Just as St. Augustine officials struggle to define artisans from junk-a-thons in the Plaza, the definition of art is being argued at the federal level as well. An iconic photograph of President Obama in graphic reduction—his head recast in gray, black, white, and red—has become a visual debate between the Associated Press, who took the original photo, and the artist who re-rendered the image and sold “Hope” posters to the election campaign.
In the beginning, art was not sterilized into galleries, each piece to be viewed individually with little physical context. In the beginning, art was literally a written language, pictographs played out in Egyptian hieroglyphics and other visual communication systems. The question in this debate is to whether the “Hope” poster is significantly transformative from the photograph.
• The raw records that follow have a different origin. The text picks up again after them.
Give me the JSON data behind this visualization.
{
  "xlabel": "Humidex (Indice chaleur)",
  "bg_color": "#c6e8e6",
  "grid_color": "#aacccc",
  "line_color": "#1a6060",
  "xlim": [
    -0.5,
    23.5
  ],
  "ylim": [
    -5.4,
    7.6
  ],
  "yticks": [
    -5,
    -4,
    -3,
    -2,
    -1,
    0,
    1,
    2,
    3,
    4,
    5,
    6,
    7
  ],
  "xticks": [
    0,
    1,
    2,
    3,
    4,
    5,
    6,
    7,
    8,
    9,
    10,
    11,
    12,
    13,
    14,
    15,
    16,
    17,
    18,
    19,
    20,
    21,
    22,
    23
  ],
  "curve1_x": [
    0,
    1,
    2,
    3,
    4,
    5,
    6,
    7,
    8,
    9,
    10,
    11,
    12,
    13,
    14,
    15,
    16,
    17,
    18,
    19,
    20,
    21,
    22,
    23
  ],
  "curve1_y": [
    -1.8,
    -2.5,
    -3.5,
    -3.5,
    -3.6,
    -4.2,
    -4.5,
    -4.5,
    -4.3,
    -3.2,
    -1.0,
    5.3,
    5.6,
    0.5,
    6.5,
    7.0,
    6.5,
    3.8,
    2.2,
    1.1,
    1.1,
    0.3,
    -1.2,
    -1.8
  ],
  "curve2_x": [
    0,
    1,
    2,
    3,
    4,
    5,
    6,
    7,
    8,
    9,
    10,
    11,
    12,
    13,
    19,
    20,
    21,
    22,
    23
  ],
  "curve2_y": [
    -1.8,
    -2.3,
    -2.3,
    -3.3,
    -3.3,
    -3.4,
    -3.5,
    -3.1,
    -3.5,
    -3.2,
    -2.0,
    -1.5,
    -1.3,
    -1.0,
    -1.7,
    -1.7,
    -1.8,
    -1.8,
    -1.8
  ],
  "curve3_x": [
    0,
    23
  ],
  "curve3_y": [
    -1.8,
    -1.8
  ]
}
The hand-held camera has enjoyed a hundred years of amateur history in America, and now almost anybody with a cell phone can capture an image instantly, and just about as quickly broadcast it to the world. Not everyone runs around with a copyright tag hanging off every picture the way the Associated Press does, but we’re not professional photographers. It doesn’t take much training to use a cell phone.
If a horse can hold one or two riders, then a wagon certainly adds value to the horse in its passenger capacity, but in this case, it could be the surrey with the infringement on top.
If a picture says a
thousand words, why do we spend so much time typing?